Чтобы придать себе мужества, он начинает припоминать кадры из фильма. Вечер полгода назад, берег реки. Тело молодой женщины, попавшей в руки Башкима. Той, которая попыталась избежать рабства. И послужила примером для остальных.
Александр вспоминает, что он почувствовал, склонившись над трупом. Как скрутило внутренности.

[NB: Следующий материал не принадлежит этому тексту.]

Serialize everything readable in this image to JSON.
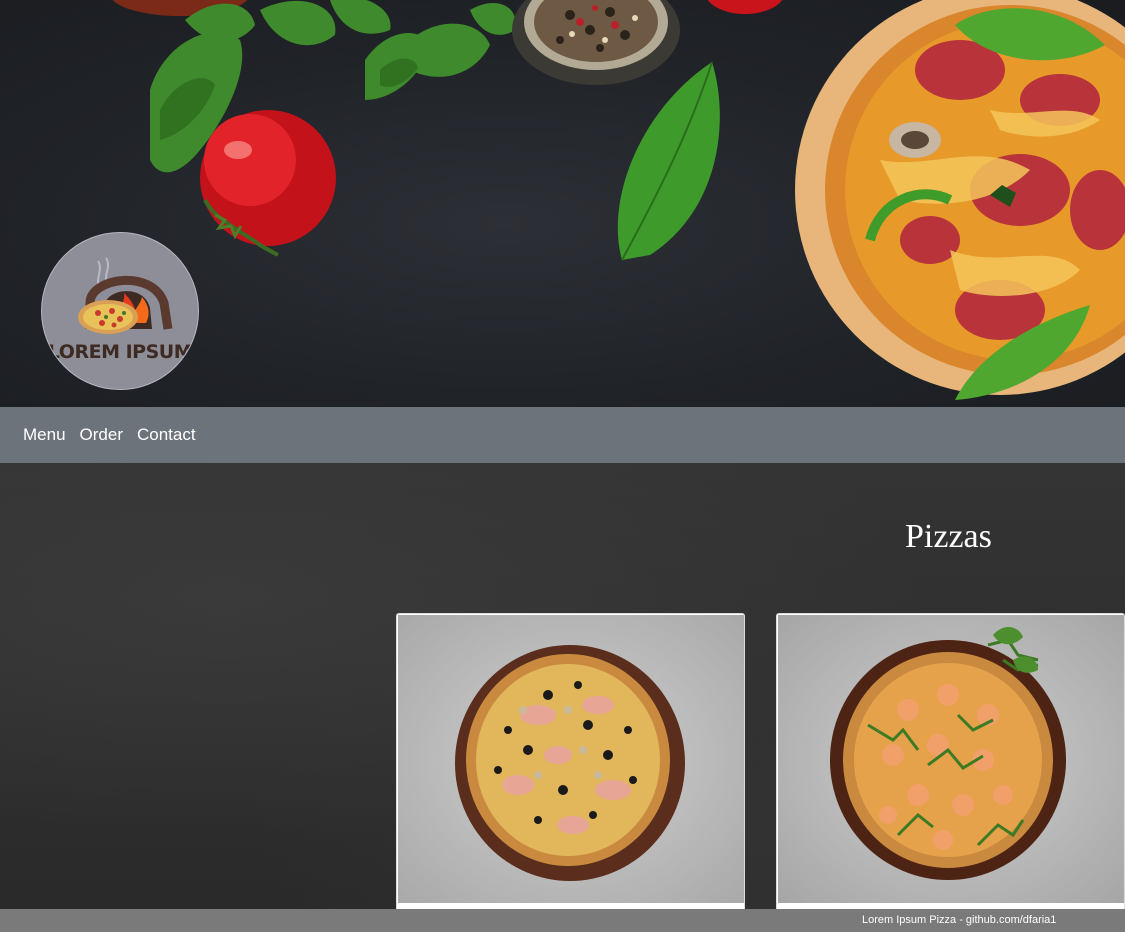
{
  "brand": {
    "logo_text": "LOREM IPSUM"
  },
  "nav": {
    "items": [
      {
        "label": "Menu"
      },
      {
        "label": "Order"
      },
      {
        "label": "Contact"
      }
    ]
  },
  "main": {
    "section_title": "Pizzas",
    "cards": [
      {
        "image": "pizza-olives-ham-mushroom"
      },
      {
        "image": "pizza-shrimp-arugula"
      }
    ]
  },
  "footer": {
    "text": "Lorem Ipsum Pizza - github.com/dfaria1"
  },
  "colors": {
    "nav_background": "#6c737b",
    "footer_background": "#7a7a7a",
    "hero_background": "#202328",
    "logo_circle": "#8e8e99"
  }
}
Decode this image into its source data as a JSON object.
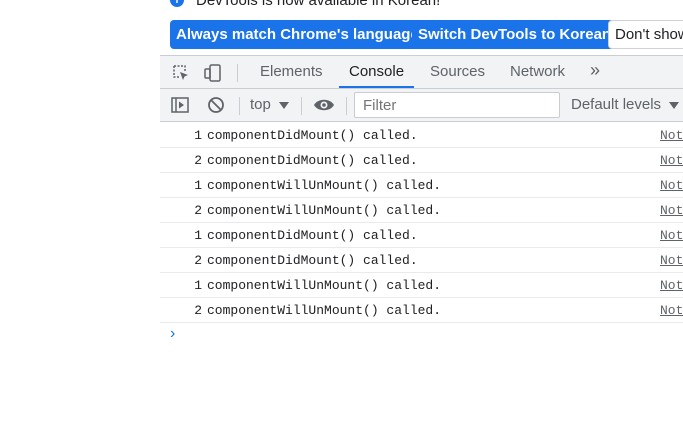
{
  "infobar": {
    "message": "DevTools is now available in Korean!",
    "buttons": [
      "Always match Chrome's language",
      "Switch DevTools to Korean",
      "Don't show"
    ]
  },
  "tabs": [
    "Elements",
    "Console",
    "Sources",
    "Network"
  ],
  "active_tab": "Console",
  "more_tabs": "»",
  "console_toolbar": {
    "context": "top",
    "filter_placeholder": "Filter",
    "levels": "Default levels"
  },
  "messages": [
    {
      "count": "1",
      "text": "componentDidMount() called.",
      "source": "Not"
    },
    {
      "count": "2",
      "text": "componentDidMount() called.",
      "source": "Not"
    },
    {
      "count": "1",
      "text": "componentWillUnMount() called.",
      "source": "Not"
    },
    {
      "count": "2",
      "text": "componentWillUnMount() called.",
      "source": "Not"
    },
    {
      "count": "1",
      "text": "componentDidMount() called.",
      "source": "Not"
    },
    {
      "count": "2",
      "text": "componentDidMount() called.",
      "source": "Not"
    },
    {
      "count": "1",
      "text": "componentWillUnMount() called.",
      "source": "Not"
    },
    {
      "count": "2",
      "text": "componentWillUnMount() called.",
      "source": "Not"
    }
  ],
  "prompt": "›",
  "colors": {
    "accent": "#1a73e8",
    "toolbar_bg": "#f1f3f4",
    "border": "#cacdd1"
  }
}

Вспоминает даже лицо Пацана прямо перед тем, как тот отбежал метров на десять и его вывернуло.
Башким, говнюк из говнюков. Прожженный сутенер, который редко осмеливался сунуться на французскую территорию, потому что над ним висит ордер на арест, выданный парижским судьей в рамках расследования убийства, точнее, зверского убийства семнадцатилетней проститутки. Девушки, похожей на ангела.
Александр паркует машину метрах в пятидесяти от дома, где живет албанец Николь. Потом звонит парням, которые с самого утра дежурят в фургоне наблюдения.
– Я Первый… мы на месте, можете сваливать.
И начинается долгое ожидание. Гомес прикуривает сигарету, опускает стекло. Лаваль молчит, только снова поднимает воротник парки.
– Замерз, Пацан? Мне тоже холодно.
Знал бы ты, как мне холодно. Я заледенел изнутри.
– Хорошо, что вы вернулись, – бормочет лейтенант.
– Вам же было бы лучше, если бы я не возвращался, – предрекает Александр.
– Зачем вы так говорите? Нам правда вас не хватало.
Майор остается безучастным. Как если бы ни одно слово до него не долетало.
– Без вас мы немного потерялись.
Черная машина въезжает на улицу, двигаясь по встречной полосе, и тормозит у дома. Немецкая тачка, мощная, «БМВ» седьмой серии, с затемненными стеклами.